Long-eared Owls had been documented once before in the project area, nesting unsuccessfully in a small group of junipers near Little Orphan Annie, the charismatic rock the juts up out of the surrounding plain and gives the USGS quadrangle it occupies its name. This year, the Long-eared Owls were successful, nesting in a cliff-cavity about a half-mile north of their previous location. They were stumbled upon by accident when the male was flushed from a day-roost littered with pellets, the happy result of poking around in an unusual spot. The opportunity to follow this nest while watching the bird’s moth-like flight, photographing the adults and their three plus juveniles, and listening to the species’ strange vocalizations was the true highlight of the season.
Eventually, a fledgling Great Horned Owl also was stumbled upon during a random walk through a copse of trees. Although its nest was never found, the bird was hiding in plain sight and couldn’t wait to have its picture taken. Its mother, a huge, greyish bird whose plumage melted into the nearby rocks, was more intent on keeping her secrets. Unseen until flushed, she disappeared in broad daylight leaving behind no trace other than the strange feeling that you had just encountered a ghost.

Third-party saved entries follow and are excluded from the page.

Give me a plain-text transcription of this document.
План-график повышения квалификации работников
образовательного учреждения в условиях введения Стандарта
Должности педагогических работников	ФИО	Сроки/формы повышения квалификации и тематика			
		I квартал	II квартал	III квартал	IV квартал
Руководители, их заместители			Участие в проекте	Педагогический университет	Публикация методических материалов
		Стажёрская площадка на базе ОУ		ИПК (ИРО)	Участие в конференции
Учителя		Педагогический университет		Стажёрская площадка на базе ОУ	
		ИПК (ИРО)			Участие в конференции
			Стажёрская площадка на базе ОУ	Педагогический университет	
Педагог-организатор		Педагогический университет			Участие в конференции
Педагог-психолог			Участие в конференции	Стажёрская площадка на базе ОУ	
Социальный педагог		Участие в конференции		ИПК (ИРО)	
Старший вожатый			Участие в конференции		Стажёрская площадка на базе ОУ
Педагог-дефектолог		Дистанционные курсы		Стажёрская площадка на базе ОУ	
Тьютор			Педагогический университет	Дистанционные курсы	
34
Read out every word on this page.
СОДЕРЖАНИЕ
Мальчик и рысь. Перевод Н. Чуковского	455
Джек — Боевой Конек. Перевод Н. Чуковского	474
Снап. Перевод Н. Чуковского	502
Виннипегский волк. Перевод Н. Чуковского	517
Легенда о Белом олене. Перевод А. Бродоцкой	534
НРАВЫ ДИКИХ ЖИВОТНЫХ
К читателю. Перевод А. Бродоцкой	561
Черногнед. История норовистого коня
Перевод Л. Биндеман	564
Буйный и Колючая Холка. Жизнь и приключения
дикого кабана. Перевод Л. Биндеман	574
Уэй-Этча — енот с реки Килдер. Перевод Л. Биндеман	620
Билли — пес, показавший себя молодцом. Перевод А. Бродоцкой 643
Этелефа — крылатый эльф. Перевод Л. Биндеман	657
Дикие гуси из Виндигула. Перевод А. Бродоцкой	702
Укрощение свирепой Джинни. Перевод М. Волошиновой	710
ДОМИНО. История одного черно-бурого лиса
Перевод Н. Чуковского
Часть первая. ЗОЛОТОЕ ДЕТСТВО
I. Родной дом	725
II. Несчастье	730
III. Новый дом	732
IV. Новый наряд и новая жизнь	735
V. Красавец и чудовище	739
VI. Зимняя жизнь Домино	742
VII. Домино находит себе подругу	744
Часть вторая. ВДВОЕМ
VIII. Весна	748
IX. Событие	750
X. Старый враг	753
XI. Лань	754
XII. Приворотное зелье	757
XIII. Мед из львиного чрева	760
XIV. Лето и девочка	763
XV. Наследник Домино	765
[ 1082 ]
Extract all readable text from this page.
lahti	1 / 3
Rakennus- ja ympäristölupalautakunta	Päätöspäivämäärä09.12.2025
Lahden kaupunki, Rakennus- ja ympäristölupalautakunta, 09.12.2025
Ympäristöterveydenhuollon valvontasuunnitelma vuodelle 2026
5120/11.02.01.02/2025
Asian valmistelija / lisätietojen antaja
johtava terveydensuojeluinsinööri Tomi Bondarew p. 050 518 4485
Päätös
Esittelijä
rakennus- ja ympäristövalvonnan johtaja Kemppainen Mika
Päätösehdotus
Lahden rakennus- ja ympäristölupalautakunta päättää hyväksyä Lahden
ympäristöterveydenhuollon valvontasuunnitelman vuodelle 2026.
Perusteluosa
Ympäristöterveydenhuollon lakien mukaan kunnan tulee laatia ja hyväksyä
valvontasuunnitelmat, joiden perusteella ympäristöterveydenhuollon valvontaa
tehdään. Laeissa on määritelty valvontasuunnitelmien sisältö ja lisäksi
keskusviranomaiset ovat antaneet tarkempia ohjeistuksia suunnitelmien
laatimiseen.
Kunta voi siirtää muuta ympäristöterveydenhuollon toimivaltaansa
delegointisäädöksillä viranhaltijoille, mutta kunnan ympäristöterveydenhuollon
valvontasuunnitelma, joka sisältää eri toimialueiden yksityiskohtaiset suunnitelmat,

By the end of June, most raptors have finished up their breeding season. Only the kestrels, the late ones, still have nestlings peeking out of their previously undetected caves. The rest are out discovering the joys of flight, their begging calls audibly connecting the various family groups. In the grasslands and shrublands, stretched between the loftier haunts of raptors, songbirds also are moving in family groups. Some species, like the Horned Lark, are coalescing by the hundreds, building the outsized flocks that will later place their lilting voices on a ceaseless winter wind. But most passerines, like the inscrutable Bendire’s Thrasher, travel only with their own fledglings. Unlike the Rock Wrens, Mountain Bluebirds, and Loggerhead Shrikes that seem to pop up everywhere, the Bendire’s Thrashers are all but invisible, their shyness no doubt explaining part of their rarity.
In July, when the monsoon rains finally came, the field season had already ended. Sometimes, a field biologist is destined to know a place for only a season. Although there are now reports of fresh, green grass and standing water, the rumors lie in wait like buried coal, unconfirmed proof of a once verdant world.